# Cleaning a grinder



## Jon (Dec 3, 2010)

Hi

Bought a thoroughly filthy grinder. Stripped it down and cleaned and hoovered all the bits, removed some parts to replace.

The top burr carrier thingy was revolting and is now clean after removing the burr and soaking.

However, the brass(?) bit that this screws into is covered in hard, compacted coffee.

Does any one have a good idea how to clean it, scraping it with wooden/bamboo cocktail/kebab skewers is taking too long!

All advice embraced warmly.

Thanks!

J


----------



## Zakalwe (Oct 19, 2014)

Can it be removed? If so, would a soak overnight in a mild detergent solution soften the compacted coffee?


----------



## Daren (Jan 16, 2012)

Have you tried a soak in Puly Caff?


----------



## grumpydaddy (Oct 20, 2014)

If you can protect any bearings or the like (try plasticine or similar) then steam clean..... wallpaper stripper or steam wand maybe?


----------



## jeebsy (May 5, 2013)

What grinder is it?


----------



## Daren (Jan 16, 2012)

grumpydaddy said:


> wallpaper stripper or steam wand maybe?


Wallpaper stripper? I wouldn't put that anywhere near my grinder? I ingest what comes out of my grinder, I don't fancy wallpaper stripper.

Steam wand and electrical appliances surely can't be a good combo?


----------



## Jon (Dec 3, 2010)

The bits aren't removable. Not by me anyway!

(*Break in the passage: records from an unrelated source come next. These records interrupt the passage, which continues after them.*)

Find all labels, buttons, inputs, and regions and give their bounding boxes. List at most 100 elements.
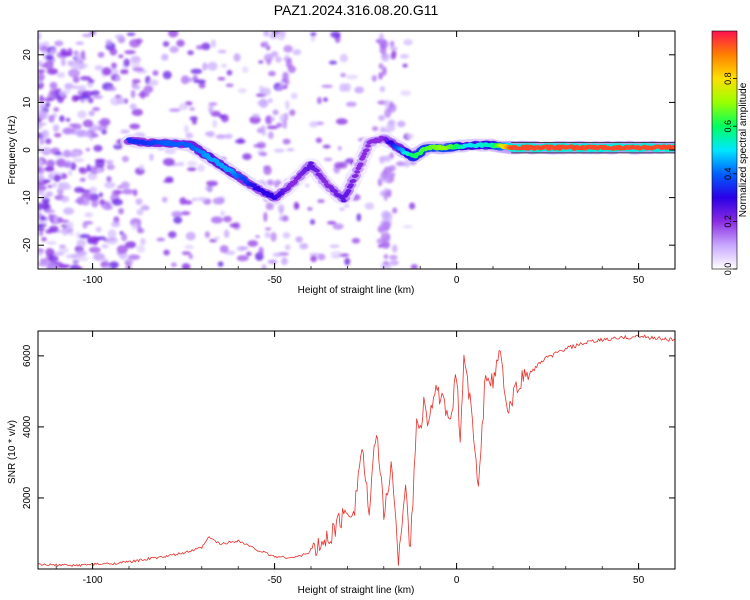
noise-blob — [81, 33, 93, 38]
noise-blob — [160, 53, 169, 61]
noise-blob — [345, 158, 356, 164]
noise-blob — [255, 234, 260, 239]
noise-blob — [56, 88, 62, 92]
noise-blob — [299, 243, 309, 250]
noise-blob — [408, 202, 416, 210]
noise-blob — [68, 170, 73, 176]
noise-blob — [190, 68, 203, 74]
noise-blob — [317, 199, 325, 204]
noise-blob — [167, 231, 177, 239]
colorbar-tick-label: 0.2 — [723, 215, 733, 228]
noise-blob — [82, 221, 88, 229]
x-tick-label: 0 — [454, 275, 460, 286]
noise-blob — [389, 101, 394, 109]
noise-blob — [168, 31, 179, 38]
noise-blob — [59, 115, 65, 122]
noise-blob — [391, 244, 398, 253]
noise-blob — [161, 196, 168, 203]
x-tick-label: 0 — [454, 575, 460, 586]
noise-blob — [210, 216, 223, 224]
noise-blob — [38, 185, 47, 191]
noise-blob — [385, 154, 391, 163]
noise-blob — [380, 262, 387, 269]
noise-blob — [115, 75, 121, 82]
ridge-blob — [360, 154, 367, 159]
noise-blob — [181, 263, 191, 269]
noise-blob — [340, 72, 347, 78]
noise-blob — [88, 110, 95, 117]
noise-blob — [339, 83, 348, 92]
noise-blob — [77, 62, 89, 69]
ridge-blob — [350, 178, 357, 183]
noise-blob — [38, 111, 43, 120]
noise-blob — [264, 227, 272, 231]
noise-blob — [53, 174, 61, 183]
noise-blob — [45, 241, 57, 245]
noise-blob — [256, 127, 264, 134]
noise-blob — [390, 52, 396, 60]
noise-blob — [332, 223, 344, 230]
noise-blob — [328, 60, 338, 65]
ridge-blob — [308, 161, 314, 165]
noise-blob — [290, 92, 298, 100]
noise-blob — [162, 41, 170, 47]
noise-blob — [38, 122, 43, 130]
noise-blob — [309, 121, 319, 128]
noise-blob — [143, 85, 154, 94]
noise-blob — [383, 254, 389, 259]
noise-blob — [72, 266, 81, 269]
noise-blob — [206, 130, 215, 138]
noise-blob — [212, 119, 218, 128]
noise-blob — [71, 85, 80, 89]
noise-blob — [38, 261, 50, 267]
noise-blob — [189, 107, 195, 111]
noise-blob — [392, 207, 398, 214]
noise-blob — [321, 84, 334, 88]
colorbar-tick-label: 0.4 — [723, 168, 733, 181]
ridge-blob — [279, 191, 285, 196]
x-tick-label: -50 — [267, 575, 282, 586]
noise-blob — [220, 114, 229, 123]
noise-blob — [64, 82, 74, 90]
noise-blob — [38, 159, 44, 168]
noise-blob — [236, 255, 249, 262]
noise-blob — [351, 237, 361, 244]
noise-blob — [43, 97, 55, 102]
noise-blob — [323, 157, 333, 162]
noise-blob — [272, 252, 282, 257]
noise-blob — [335, 118, 348, 125]
noise-blob — [163, 249, 170, 256]
noise-blob — [98, 192, 103, 198]
noise-blob — [125, 265, 132, 269]
noise-blob — [87, 172, 98, 181]
noise-blob — [124, 241, 137, 249]
noise-blob — [330, 251, 342, 256]
noise-blob — [39, 258, 47, 263]
noise-blob — [74, 199, 84, 203]
noise-blob — [107, 86, 117, 92]
noise-blob — [246, 251, 252, 257]
noise-blob — [317, 253, 326, 261]
noise-blob — [45, 248, 54, 257]
y-tick-label: 10 — [22, 96, 33, 108]
noise-blob — [263, 31, 270, 37]
noise-blob — [179, 197, 187, 205]
noise-blob — [79, 177, 86, 182]
noise-blob — [185, 132, 194, 139]
noise-blob — [194, 79, 207, 84]
noise-blob — [345, 101, 357, 107]
noise-blob — [78, 85, 86, 92]
noise-blob — [38, 46, 48, 52]
noise-blob — [39, 95, 44, 103]
noise-blob — [323, 97, 328, 102]
noise-blob — [68, 231, 74, 236]
noise-blob — [210, 110, 221, 117]
ridge-blob — [200, 150, 206, 155]
noise-blob — [283, 45, 293, 53]
ridge-blob — [322, 180, 329, 184]
noise-blob — [82, 119, 94, 128]
noise-blob — [45, 138, 52, 145]
y-tick-label: 4000 — [22, 415, 33, 438]
noise-blob — [217, 261, 224, 267]
noise-blob — [88, 97, 94, 104]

Have soaked the bits that are and most things are coming up beautifully. Just struggling to clean the sides of the chamber where the bottom burr spins.

I think several hours with a cloth would work. Could I Use a brand new Green scourer or would that risk damage to anything? I presume the threaded bit would be fine with that?


----------



## grumpydaddy (Oct 20, 2014)

The hose that comes from steam generator will not have been involved in the stripper head operation.

The implication seemed to me to be that the dirty part is outside of the motor casing area.... If there is coffee in with the motor it is a bigger problem than it first seemed.

I have washed filthy electronics in the sink before now.... the key is to then dry it thoroughly..... Hairdryers and airing cupboards do well in combination


----------



## jeebsy (May 5, 2013)

What grinder is it?


----------



## coffeechap (Apr 5, 2012)

Rr55 I believe


----------



## Jon (Dec 3, 2010)

Indeed.


----------